Naturally, whether the mechanism of tax incentivised medical insurance is efficient will depend on the risk selection and risk management of the business. After all, tax incentivised medical insurance is private insurance, and hence needs not to take on too much social responsibility. As for tax incentivised "mid-range" medical insurance, the anti-selection risk is clearly present, since it adopts individual enrolments and not group enrolments, and since it is a voluntary, not a mandatory enrolment.
In addition, considering that the scope of protection includes drugs uncovered by social insurance , it reduces the first line of defence of social insurance verification and therefore the requirements placed on the risk management capabilities of private health insurance are even higher. The promotion of the future policies must therefore consider the misgivings of insurance companies, and allow the insurance companies to appropriately control risk, thus creating a good policy environment for the business operations under the tax incentives.

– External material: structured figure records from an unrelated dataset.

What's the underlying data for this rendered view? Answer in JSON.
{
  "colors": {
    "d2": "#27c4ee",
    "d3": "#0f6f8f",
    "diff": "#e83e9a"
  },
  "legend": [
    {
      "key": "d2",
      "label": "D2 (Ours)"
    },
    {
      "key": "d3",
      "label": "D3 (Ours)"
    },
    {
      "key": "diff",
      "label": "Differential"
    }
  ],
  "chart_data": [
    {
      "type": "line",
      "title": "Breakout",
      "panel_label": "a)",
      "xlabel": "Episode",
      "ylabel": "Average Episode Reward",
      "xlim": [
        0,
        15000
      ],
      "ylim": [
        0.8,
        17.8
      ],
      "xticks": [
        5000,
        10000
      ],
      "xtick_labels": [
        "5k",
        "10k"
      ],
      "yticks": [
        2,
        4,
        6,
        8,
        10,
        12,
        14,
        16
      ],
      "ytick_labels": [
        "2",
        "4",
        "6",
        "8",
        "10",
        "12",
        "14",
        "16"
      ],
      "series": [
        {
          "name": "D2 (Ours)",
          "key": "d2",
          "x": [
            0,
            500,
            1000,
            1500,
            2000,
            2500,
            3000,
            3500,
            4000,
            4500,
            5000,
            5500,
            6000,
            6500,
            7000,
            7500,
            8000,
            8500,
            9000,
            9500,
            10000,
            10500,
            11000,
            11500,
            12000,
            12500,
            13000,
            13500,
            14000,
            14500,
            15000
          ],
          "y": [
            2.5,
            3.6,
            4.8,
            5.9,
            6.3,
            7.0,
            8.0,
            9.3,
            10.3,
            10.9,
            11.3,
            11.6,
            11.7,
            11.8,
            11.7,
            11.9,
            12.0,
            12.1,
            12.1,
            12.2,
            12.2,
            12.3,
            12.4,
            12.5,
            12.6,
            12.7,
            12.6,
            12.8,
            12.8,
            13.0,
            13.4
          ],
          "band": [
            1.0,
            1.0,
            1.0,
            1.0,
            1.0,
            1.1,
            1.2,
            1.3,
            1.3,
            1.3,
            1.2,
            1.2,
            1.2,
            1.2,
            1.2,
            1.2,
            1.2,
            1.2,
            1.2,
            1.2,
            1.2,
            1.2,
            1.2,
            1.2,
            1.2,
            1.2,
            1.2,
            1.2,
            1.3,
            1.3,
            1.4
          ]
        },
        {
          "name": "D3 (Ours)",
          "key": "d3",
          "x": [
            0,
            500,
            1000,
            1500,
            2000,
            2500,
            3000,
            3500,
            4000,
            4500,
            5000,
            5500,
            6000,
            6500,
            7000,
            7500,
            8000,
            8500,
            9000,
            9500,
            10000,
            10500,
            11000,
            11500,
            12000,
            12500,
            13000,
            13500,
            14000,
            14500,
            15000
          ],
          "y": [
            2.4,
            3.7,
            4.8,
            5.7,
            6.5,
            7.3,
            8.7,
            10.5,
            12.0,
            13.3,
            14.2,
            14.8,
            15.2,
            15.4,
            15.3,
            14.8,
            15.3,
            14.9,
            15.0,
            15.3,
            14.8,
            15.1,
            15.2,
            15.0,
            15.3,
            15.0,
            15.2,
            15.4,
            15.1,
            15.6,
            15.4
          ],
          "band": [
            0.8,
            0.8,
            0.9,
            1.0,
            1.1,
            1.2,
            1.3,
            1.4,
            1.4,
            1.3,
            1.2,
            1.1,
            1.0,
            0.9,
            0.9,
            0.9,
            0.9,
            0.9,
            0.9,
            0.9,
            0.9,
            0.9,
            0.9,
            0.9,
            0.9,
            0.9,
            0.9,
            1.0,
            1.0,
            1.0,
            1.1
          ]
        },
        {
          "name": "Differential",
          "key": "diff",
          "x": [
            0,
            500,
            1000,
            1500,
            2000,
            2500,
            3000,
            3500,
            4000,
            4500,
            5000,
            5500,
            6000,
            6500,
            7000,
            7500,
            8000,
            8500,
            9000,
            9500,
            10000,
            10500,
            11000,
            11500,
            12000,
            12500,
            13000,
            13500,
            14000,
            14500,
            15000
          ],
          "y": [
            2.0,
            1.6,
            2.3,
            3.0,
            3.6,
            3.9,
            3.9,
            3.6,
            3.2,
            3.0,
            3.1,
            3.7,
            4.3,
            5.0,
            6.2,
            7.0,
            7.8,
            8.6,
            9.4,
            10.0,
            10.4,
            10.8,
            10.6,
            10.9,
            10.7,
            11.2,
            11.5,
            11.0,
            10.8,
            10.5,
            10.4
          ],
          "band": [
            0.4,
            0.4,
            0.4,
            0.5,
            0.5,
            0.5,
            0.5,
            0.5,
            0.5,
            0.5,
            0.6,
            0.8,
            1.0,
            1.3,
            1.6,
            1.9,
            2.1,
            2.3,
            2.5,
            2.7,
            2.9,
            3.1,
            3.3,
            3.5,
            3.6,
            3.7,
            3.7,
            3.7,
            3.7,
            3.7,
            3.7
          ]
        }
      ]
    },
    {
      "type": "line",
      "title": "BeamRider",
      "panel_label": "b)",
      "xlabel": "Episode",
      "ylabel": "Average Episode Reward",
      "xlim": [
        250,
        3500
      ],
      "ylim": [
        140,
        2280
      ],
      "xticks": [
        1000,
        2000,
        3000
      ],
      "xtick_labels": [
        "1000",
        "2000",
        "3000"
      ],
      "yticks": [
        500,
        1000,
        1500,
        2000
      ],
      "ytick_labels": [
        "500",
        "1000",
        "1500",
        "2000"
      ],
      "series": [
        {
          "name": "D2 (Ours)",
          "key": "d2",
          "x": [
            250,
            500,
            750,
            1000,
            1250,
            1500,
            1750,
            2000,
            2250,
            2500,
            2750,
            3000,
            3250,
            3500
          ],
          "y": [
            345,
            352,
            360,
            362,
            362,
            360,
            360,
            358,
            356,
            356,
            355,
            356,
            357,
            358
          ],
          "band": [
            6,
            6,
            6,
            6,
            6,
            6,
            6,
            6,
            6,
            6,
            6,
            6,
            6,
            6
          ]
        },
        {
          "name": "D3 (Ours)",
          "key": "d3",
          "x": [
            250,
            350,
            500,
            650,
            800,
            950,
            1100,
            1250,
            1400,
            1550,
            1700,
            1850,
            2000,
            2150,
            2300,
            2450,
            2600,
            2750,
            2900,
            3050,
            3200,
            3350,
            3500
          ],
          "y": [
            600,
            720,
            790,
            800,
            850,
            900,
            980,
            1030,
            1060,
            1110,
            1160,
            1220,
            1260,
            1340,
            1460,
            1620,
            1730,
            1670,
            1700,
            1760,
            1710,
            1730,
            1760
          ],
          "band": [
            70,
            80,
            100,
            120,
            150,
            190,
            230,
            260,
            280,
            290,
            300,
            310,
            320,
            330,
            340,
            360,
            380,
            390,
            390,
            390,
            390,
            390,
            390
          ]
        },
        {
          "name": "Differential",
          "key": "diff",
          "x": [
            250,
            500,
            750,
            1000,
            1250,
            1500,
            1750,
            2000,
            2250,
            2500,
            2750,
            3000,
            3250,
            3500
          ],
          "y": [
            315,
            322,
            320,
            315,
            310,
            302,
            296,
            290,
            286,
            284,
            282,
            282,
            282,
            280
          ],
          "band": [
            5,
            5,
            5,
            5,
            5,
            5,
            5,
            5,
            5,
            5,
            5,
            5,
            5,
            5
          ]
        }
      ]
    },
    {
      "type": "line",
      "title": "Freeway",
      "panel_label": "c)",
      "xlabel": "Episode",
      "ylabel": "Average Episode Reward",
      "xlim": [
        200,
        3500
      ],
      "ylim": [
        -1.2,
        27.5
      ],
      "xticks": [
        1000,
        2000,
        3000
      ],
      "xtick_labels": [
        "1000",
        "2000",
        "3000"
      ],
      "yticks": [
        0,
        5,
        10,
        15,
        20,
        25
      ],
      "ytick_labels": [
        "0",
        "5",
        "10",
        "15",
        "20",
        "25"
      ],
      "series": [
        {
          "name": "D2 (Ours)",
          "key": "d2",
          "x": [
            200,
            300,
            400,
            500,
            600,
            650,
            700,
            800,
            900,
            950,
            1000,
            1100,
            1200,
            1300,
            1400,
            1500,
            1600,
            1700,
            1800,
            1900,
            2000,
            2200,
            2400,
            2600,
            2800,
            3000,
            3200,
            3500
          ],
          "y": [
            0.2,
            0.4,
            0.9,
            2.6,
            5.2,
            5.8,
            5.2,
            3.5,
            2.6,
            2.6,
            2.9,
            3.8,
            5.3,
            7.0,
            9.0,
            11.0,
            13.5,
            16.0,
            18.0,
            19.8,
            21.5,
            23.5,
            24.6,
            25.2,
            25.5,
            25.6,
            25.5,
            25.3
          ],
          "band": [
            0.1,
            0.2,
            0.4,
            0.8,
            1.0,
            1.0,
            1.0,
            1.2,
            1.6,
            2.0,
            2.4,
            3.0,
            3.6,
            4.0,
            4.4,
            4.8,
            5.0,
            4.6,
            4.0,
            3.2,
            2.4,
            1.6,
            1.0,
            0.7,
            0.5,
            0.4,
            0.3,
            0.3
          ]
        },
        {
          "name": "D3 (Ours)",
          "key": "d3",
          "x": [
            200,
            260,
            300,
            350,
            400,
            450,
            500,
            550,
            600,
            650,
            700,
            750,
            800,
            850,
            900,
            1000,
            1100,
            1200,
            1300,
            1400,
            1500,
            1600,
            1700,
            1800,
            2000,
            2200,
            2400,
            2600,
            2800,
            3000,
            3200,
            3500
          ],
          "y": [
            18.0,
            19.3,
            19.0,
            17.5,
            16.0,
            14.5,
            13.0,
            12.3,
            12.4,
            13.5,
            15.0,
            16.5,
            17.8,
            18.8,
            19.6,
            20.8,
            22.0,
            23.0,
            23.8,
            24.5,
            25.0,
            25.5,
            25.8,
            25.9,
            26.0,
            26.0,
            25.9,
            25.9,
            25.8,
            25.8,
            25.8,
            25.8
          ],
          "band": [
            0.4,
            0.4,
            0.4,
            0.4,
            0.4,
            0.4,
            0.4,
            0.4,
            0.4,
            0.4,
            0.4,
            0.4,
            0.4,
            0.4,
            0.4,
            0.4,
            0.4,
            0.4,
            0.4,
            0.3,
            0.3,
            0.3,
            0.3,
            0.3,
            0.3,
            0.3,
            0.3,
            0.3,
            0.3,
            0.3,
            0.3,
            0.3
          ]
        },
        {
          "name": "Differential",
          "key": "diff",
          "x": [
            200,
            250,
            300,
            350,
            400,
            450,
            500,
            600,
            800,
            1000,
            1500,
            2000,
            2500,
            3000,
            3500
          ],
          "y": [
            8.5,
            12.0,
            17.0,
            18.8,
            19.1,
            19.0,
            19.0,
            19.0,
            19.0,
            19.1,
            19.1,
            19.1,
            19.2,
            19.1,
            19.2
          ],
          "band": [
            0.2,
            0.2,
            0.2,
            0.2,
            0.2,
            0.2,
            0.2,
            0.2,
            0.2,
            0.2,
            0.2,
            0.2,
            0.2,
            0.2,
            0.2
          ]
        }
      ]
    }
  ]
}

The advancement of the health insurance tax incentive policy is without doubt creating excellent room for growth in the private health insurance. Insurance companies must widen their horizon and include private health insurance in their medical protection system considerations. They must bring into full play the advantages in terms of efficiencies of private health insurance and complement where the medical services provided by social insurance are insufficient/lacking. At the same time, since the business of private health insurance has been slow for a long time, there is a lack of professionals, and the risk management capabilities are weak. To run a tax incentivised health insurance operation, the operational base of health insurance must be strengthened and the professional level must be improved in areas such as sales, enrolment, claims and customer service. A medical services network must be vigorously built out and the weight of health management in medical insurance must be enlarged.
China's bigger picture of medical reform is still a work in progress. There remain restrictions on the reform of public hospitals, the drug pricing mechanism and the doctors' incentive and remuneration mechanism. The adoption of managed care by private health insurance faces a myriad of difficulties in the current medical environment. But one can imagine that as private health insurance starts playing a greater role in the bigger picture of medical reform, it will enhance its position in the social protection system and its contribution to efficiency too will go from strength to strength. We believe that private health insurance can look forward to even more room for growth.